McBrien v. Starkweather

43 Ga. App. 818 | Ga. Ct. App. | 1931

Stephens, J.

1. Although, as provided in section 5064 of the Civil Code of 1910, attachments returnable to the justices’ courts should be directed “to all and singular the constables of this State,” yet where an attachment is misdirected, a levy thereunder is nevertheless lawful if made by an officer to whom the attachment was directed and who was lawfully empowered to make the levy. Warren v. Purtell, 63 Ga. 428; Buchanan v. Sterling, 63 Ga. 227; Cheney v. Beall, 69 Ga. 533. Where an attachment which is returnable to the justice’s court is directed “to all and singular sheriffs and constables of said county” a levy of the attachment by a constable of that county is a lawful levy.

2. Where an attachment directed to all and singular the sheriffs and constables of a particular county only was levied by one who was an acting constable, and it did not appear from the levy whether it was made by an acting constable of that county, yet where the defendant in attachment moved to dismiss the attachment upon the ground that the person who made the levy as the levying officer was the coroner of the county in which the attachment was returnable and to whose sheriffs and constable it was directed, the defendant in attachment thereby admitted, and was estopped from denying, that the levying officer was a resident of that county (Civil Code of 1910, § 6599; Political Code of 1910, §§ 112, 258) ; and since a constable must be a resident of the district and county from which he is appointed, it appears from the record that the acting constable who made the levy (whose qualifications as such are the same as those of a constable) was a resident of, and an acting constable in and for, a district in that county, and was therefore an officer to whom the attachment was directed.

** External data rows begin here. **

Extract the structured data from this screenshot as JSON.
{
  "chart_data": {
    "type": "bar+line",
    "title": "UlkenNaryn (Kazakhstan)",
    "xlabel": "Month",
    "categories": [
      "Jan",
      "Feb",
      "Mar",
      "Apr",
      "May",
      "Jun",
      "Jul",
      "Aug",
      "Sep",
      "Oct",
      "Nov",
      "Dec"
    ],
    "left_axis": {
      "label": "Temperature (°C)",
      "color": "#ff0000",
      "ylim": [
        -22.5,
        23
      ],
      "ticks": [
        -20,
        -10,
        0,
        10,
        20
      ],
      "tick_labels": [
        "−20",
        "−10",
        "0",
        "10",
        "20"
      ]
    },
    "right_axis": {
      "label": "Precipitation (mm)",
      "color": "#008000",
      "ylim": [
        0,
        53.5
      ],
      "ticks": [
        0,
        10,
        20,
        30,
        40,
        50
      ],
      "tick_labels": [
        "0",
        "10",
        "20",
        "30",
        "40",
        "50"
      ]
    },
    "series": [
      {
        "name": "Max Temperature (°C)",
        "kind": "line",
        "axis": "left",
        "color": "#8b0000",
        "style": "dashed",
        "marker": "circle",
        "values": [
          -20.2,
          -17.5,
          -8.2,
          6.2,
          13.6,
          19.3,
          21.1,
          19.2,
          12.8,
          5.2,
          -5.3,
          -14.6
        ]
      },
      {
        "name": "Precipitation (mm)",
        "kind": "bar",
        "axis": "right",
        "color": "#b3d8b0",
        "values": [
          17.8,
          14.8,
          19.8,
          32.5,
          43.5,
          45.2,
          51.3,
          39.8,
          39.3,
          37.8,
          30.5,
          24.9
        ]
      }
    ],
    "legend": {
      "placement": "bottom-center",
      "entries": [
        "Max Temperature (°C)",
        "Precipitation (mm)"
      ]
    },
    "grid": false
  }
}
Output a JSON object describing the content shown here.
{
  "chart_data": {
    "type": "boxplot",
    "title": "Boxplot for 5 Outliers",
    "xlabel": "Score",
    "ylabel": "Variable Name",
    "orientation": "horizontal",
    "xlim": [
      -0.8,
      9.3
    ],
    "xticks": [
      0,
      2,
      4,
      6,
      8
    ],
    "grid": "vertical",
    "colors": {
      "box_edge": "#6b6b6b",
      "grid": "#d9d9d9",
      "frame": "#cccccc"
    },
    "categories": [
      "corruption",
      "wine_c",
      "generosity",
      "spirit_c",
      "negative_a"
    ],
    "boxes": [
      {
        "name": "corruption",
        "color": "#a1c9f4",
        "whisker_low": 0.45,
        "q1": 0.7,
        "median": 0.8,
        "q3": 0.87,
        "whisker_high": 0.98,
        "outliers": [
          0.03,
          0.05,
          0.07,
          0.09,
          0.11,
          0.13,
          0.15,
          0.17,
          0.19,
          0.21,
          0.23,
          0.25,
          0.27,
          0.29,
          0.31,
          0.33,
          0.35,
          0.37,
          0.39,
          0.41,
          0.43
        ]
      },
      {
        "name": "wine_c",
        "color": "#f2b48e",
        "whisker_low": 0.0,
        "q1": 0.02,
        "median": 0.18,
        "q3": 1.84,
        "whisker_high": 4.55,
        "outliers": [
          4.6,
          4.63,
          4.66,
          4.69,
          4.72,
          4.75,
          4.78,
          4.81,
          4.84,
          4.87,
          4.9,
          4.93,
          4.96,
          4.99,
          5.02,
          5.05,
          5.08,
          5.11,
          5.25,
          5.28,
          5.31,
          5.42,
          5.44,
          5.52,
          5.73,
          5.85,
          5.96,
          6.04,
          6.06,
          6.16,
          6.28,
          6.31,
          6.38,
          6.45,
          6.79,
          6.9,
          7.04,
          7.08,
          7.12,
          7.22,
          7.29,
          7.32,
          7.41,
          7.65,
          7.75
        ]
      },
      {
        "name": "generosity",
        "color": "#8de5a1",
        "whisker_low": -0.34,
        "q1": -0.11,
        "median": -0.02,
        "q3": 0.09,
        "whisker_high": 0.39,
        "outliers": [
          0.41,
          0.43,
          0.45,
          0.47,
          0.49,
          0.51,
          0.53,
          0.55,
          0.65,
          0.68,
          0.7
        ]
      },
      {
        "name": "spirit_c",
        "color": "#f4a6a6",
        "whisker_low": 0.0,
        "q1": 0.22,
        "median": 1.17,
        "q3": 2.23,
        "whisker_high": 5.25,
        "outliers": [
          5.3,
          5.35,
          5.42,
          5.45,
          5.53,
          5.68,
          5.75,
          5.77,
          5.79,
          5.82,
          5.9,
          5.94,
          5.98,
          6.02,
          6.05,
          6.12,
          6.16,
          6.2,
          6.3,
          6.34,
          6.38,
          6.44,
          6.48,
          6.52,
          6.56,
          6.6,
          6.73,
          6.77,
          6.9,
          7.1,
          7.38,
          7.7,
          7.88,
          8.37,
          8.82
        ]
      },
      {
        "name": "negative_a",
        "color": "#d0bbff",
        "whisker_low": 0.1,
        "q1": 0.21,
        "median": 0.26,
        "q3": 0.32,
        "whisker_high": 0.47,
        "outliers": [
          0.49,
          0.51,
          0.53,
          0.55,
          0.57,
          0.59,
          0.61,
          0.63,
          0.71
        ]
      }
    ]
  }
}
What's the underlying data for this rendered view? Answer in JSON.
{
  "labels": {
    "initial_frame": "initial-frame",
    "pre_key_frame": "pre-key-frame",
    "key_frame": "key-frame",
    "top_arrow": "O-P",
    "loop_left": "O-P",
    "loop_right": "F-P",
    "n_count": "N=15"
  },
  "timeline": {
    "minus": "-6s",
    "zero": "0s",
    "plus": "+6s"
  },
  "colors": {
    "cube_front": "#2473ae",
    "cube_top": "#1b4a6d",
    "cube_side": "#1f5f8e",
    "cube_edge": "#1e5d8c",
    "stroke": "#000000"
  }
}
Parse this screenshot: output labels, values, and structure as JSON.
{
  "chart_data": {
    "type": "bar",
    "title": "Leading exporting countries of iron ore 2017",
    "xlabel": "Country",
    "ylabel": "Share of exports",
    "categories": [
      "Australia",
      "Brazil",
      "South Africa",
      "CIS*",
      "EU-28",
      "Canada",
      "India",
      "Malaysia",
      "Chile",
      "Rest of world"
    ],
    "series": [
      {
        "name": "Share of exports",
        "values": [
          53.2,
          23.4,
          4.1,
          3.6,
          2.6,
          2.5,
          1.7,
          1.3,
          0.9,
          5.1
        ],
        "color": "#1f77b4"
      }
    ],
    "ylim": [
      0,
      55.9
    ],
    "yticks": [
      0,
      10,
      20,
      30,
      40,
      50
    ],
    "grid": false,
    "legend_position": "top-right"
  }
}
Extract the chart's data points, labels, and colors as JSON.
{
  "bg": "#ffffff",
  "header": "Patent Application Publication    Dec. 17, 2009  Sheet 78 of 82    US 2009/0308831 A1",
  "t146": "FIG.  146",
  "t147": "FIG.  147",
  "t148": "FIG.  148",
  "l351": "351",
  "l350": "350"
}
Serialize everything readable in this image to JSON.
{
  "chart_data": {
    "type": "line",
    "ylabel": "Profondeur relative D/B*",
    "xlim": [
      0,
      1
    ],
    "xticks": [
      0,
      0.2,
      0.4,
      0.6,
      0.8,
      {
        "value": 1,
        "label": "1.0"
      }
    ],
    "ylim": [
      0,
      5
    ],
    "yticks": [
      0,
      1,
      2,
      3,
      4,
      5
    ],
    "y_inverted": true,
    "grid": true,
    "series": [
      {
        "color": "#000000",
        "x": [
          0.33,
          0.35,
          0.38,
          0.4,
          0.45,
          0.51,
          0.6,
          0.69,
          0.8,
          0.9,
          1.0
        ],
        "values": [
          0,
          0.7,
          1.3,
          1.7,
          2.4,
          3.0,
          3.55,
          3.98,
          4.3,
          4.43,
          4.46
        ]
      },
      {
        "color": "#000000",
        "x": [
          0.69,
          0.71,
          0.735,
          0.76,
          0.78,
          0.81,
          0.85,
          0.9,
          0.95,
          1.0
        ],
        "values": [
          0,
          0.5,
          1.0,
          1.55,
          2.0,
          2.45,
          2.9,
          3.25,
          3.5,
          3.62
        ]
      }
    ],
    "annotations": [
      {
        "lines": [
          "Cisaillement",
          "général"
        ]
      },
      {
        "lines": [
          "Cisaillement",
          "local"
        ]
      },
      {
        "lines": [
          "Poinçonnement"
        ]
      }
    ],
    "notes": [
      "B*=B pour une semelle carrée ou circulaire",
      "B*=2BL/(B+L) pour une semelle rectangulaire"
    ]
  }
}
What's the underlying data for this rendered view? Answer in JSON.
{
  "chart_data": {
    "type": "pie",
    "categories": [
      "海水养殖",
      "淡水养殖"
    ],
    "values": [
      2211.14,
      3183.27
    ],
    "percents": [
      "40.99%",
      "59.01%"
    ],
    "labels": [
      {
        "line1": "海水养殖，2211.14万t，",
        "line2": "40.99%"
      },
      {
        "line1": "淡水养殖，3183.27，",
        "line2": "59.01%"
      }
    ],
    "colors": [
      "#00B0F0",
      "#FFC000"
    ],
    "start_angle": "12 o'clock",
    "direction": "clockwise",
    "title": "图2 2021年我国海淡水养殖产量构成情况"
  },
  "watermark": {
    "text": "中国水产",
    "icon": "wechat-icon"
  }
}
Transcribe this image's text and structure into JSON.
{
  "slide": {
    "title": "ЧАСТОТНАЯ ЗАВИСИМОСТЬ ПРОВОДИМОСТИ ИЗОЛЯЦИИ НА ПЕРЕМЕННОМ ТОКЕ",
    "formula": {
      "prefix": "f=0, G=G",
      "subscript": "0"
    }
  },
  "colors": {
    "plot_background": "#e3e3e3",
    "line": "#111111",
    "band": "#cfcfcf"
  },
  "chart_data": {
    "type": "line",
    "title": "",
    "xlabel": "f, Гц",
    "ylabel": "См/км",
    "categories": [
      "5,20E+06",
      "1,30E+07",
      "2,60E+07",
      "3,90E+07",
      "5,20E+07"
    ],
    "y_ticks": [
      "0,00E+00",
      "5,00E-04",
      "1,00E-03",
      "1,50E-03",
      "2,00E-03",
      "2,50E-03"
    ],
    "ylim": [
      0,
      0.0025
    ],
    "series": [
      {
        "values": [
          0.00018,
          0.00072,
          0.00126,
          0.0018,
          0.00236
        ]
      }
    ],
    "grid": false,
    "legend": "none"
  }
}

3. A levying officer describing himself as an “acting” constable is presumably a constable specially appointed as provided in sections 4682, 4683, 4687, and 4690 of the Civil Code of 1910.

4. A constable is not a county officer; and therefore a coroner, as a county officer, is not, by virtue of section 259 of the Political Code of 1910, which prohibits any person from holding two county offices at the same time, prohibited from holding the office of constable.

*819Decided September 16, 1931. F. M. Gleason, for plaintiff. McClure & McClure, T. g'Head, for defendant.

5. Whether a coroner of a county is prohibited by law from becoming a constable of the county, yet where the coroner holds the office of constable after being regularly appointed, he acts under color of authority and his act as such are valid as acts of an officer de facto, if not de jure.

6: The court erred in sustaining the motion of the defendant in attachment to dismiss it upon the ground that it was misdirected by being directed to “all and singular sheriffs and constables of said county,” and upon the ground that the levying officer, who was a constable, was not lawfully such by reason of the fact that he was at the same time coroner of the county.

Judgment reversed.

Jenkins, P. J., cmd Bell, J., conmr.